研究課題/領域番号 |
21K04486
|
研究種目 |
基盤研究(C)
|
配分区分 | 基金 |
応募区分 | 一般 |
審査区分 |
小区分24010:航空宇宙工学関連
|
研究機関 | 国立研究開発法人宇宙航空研究開発機構 |
研究代表者 |
成岡 優 国立研究開発法人宇宙航空研究開発機構, 航空技術部門, 主任研究開発員 (10649073)
|
研究分担者 |
二宮 哲次郎 国立研究開発法人宇宙航空研究開発機構, 航空技術部門, 主幹研究開発員 (80358647)
|
研究期間 (年度) |
2021-04-01 – 2024-03-31
|
研究課題ステータス |
交付 (2022年度)
|
配分額 *注記 |
3,510千円 (直接経費: 2,700千円、間接経費: 810千円)
2023年度: 1,300千円 (直接経費: 1,000千円、間接経費: 300千円)

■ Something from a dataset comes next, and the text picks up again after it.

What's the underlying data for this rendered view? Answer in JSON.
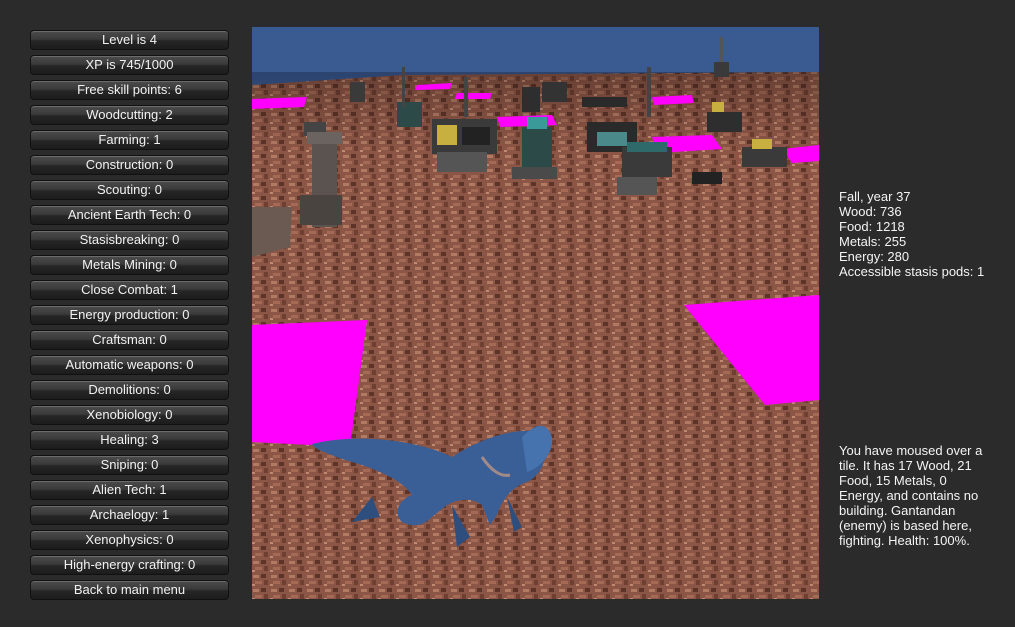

2022年度: 1,170千円 (直接経費: 900千円、間接経費: 270千円)
2021年度: 1,040千円 (直接経費: 800千円、間接経費: 240千円)
|
キーワード | 飛行特性 / モデル化 / ベイズ推定 / 不確かさ / スチューデントT分布 / システム同定 / 検定 / 飛行試験 / 統計 |
研究開始時の研究の概要 |
飛行中に航空機が得る揚力や操縦の応答等を表す飛行特性は、速度による空気力変化や機械的遅れといった要素を積み上げて予測されるが、現在の技術では予測は完全ではない。また、予測を修正するために実施されるシステム同定、すなわち飛行中の対気速度、加速度、操舵量といったデータから飛行特性を推定する方法にも問題がある。特に、精度確保には飛行データの事前選別が必須で作業が煩雑である、あるいは、結果が予測要素ごとでないため予測の改善に役立たない。そこで、精度向上に有効なデータを自動判定し、かつ、予測性能の向上に役立つ形で結果を出力することが可能な、新たな飛行特性のシステム同定方法を本研究で確立する。
|
研究実績の概要 |
本研究は、航空機の飛行特性を高精度にモデル化しようとするものであり、かつ、得られたモデルが流体力学による計算や風洞試といった他の予測方法で得られるモデルと比較が容易なよう、モデル構造に制約を設けた形で推定を行おうとしている。そのため入力となる飛行データをモデルにあわせて統計的に選別する方法を新たに構築しようとしており、昨年度は入力となる同定用データと仮定するモデル構造の関係性が重要であることを突き止めている。 2年度目にあたる本年度は、昨年度成果を発展させ、その関係性を定量的に表現可能な指標について統計的見地から探求を行った。結果、スチューデントT分布の自由度がその役割を発揮することを明らかにした。この方法ではモデル構造として一般的な正規分布を仮定するのではなく、自由度によって分布の裾野の幅を制御可能なスチューデントT分布を仮定する。さらに前述の自由度をモデルパラメータと同時にベイズ推定の枠組で推定することで、入力データとモデル構造の一致度を定量的に示せるようになった。そして推定された自由度が低いことはデータとモデル構造の一致度が低いことを意味し、データの再選別、あるいはモデル構造の再検討を行うことで高精度なモデル化を達成できる見通しが得られた。これらはピッチ運動時のデータに適用する形で提案方法の効果を確かめ、後述の国際学会ICAS2022で発表を行った。 また、昨年度投稿した空力係数の不確かさの要因分析の論文が受理・掲載されている。
|
現在までの達成度 (区分) |
現在までの達成度 (区分)
3: やや遅れている
理由
本研究は①予測に用いられる理論・経験則を構造にもつ飛行特性モデル、②モデル出力と飛行データから、望ましい飛行データを弁別する機構、③モデルのパラメータをより確からしいものに更新する機構の3要素に分解して研究を進めている。2年度目にあたる本年度は初年度進捗が全くなかった②について進捗が十分あったが、当初試行を予定していた統計および機械学習の2つの方法のうち前者のみの検討となった。そこで『やや遅れている』を選択した。
|
今後の研究の推進方策 |
次年度(最終年度となる予定)においては進捗状況で述べた3要素のうち、引き続き②のうち機械学習を中心に検討する。すでに得られている統計的方法との比較を行いつつ、より良い方法について探求する計画である。そして①・③と融合する形で研究を進める予定である。さらに得られている成果について論文化も進める予定である。